Colocamos anúncios e alguns tocaram com agente. O Leandro Vignoli foi o primeiro que apareceu. Ele curtia todos os sons que tocávamos, conhecia tudo mas era muito envergonhado, tímido e acabou não ficando. Chegou uma hora que a bateria era um problema também porque como as coisas ficavam na casa do Chandele, as vezes não tocávamos ou ficávamos esperando ele indefinidamente pra tocar e pensamos que seria melhor conseguir um baterista sério para ser uma banda de verdade, fazer shows e tudo mais.

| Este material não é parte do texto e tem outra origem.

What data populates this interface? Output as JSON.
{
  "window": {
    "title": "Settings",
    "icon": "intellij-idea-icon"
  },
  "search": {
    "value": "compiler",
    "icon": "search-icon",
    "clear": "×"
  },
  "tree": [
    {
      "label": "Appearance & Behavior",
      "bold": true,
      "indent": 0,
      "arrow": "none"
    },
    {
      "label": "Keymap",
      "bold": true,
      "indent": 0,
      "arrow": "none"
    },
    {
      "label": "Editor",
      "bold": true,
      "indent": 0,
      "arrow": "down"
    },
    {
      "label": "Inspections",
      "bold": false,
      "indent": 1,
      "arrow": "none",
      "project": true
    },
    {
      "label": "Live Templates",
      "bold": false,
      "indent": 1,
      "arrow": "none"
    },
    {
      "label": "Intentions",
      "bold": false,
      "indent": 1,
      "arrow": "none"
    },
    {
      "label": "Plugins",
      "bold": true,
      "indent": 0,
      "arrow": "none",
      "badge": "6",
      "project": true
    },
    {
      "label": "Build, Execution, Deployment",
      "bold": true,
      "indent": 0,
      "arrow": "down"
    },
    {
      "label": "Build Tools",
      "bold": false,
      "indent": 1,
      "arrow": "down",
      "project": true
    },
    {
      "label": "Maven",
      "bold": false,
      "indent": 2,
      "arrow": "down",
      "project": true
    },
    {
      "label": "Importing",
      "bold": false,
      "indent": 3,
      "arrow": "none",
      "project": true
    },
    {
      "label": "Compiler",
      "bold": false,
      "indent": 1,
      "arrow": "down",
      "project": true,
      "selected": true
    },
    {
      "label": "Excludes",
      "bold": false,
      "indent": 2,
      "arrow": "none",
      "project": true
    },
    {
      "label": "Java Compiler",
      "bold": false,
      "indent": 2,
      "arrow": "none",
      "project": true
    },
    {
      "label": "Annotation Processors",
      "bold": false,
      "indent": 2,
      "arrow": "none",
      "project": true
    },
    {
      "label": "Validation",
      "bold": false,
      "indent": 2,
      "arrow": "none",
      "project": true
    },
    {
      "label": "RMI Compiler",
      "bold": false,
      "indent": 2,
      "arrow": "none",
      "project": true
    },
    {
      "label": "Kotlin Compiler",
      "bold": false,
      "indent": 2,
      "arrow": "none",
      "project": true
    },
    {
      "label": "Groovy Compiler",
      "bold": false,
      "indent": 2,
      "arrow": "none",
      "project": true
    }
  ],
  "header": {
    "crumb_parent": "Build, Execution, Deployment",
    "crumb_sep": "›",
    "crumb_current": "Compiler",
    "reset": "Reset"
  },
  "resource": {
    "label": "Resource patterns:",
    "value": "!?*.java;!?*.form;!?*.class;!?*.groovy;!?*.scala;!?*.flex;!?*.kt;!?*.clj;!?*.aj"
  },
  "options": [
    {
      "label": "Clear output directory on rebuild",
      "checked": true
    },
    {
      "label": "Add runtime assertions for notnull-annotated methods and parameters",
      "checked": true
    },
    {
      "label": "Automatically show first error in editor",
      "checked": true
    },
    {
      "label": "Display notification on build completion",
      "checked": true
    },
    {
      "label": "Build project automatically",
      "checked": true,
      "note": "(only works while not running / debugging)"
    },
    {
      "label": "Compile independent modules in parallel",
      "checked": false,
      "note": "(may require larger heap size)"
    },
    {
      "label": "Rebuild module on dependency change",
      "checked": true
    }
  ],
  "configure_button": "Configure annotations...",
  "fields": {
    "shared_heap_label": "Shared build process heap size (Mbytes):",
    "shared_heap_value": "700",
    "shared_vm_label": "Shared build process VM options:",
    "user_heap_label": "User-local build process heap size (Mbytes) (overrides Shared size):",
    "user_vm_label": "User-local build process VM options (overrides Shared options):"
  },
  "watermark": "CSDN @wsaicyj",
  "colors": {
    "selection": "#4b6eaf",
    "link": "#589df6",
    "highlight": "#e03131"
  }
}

Conheci o Jesus e ele aprendeu algumas baterias, tocamos em estúdio mas a falta de grana e a comodidade de tocar na casa do Chandele impediu da coisa continuar com o Jesus. Além disso o Jesus demorou muito pra realmente aprender a tocar acabou nos brochando um pouco.

No início de 2002, conhecemos o Esteban Fontan , que escreve bem pra caralho e o Cabelo insistiu que ele começasse a vida de músico. Ele começou a ensaiar com agente e tocamos o ano inteiro com ele. Fizemos três músicas junto com ele, mudando o estilo da banda, melancolia total e apesar de todo mundo falar mal do Esteban, agente gosta de tocar com ele, ele tem uma voz rouca pra caramba. O nome da banda mudou para Esteban. Assim como Gomez, Chavez e etc.

No fim do ano, queríamos ir pro estúdio denovo, para desta vez gravar os instrumentos separados já que ficamos frustrados com a primeira gravação tudo ao vivo. Fomos ao estúdio Roadies e acabamos gravando tudo junto. Ficamos meio frustrados com o resultado novamente. Baixo muito baixo, erros e etc.

Durante este tempo todo tocando não fizemos nem um show e nem temos uma gravação decente. Comecei a procurar alternativas para poder tocar, fazer shows e tudo mais. No verão de 2003, levamos os instrumentos pra minha casa e ensaiávamos todo dia quase, cada dia numa formação. O Tuchê e o Cabelo revezavam os baixos, na bateria o Marcelo, o Chandele e o Jesus, nos vocais, um dia o Esteban, outro dia eu, outro dia ainda, pintou o Gerson e, o Jaques pintou algumas vezes também tocando violão elétrico.

Hoje, a caixa do Cabelo está queimada e estamos há 3 meses sem tocar. Comecei a tocar com o Jaques, fizemos várias músicas em poucos ensaios e, estou gravando algumas coisas em casa, músicas que não foram aproveitadas. As coisas aos poucos estão mudando e, espero, em breve, poder mostrar o nosso som por aí.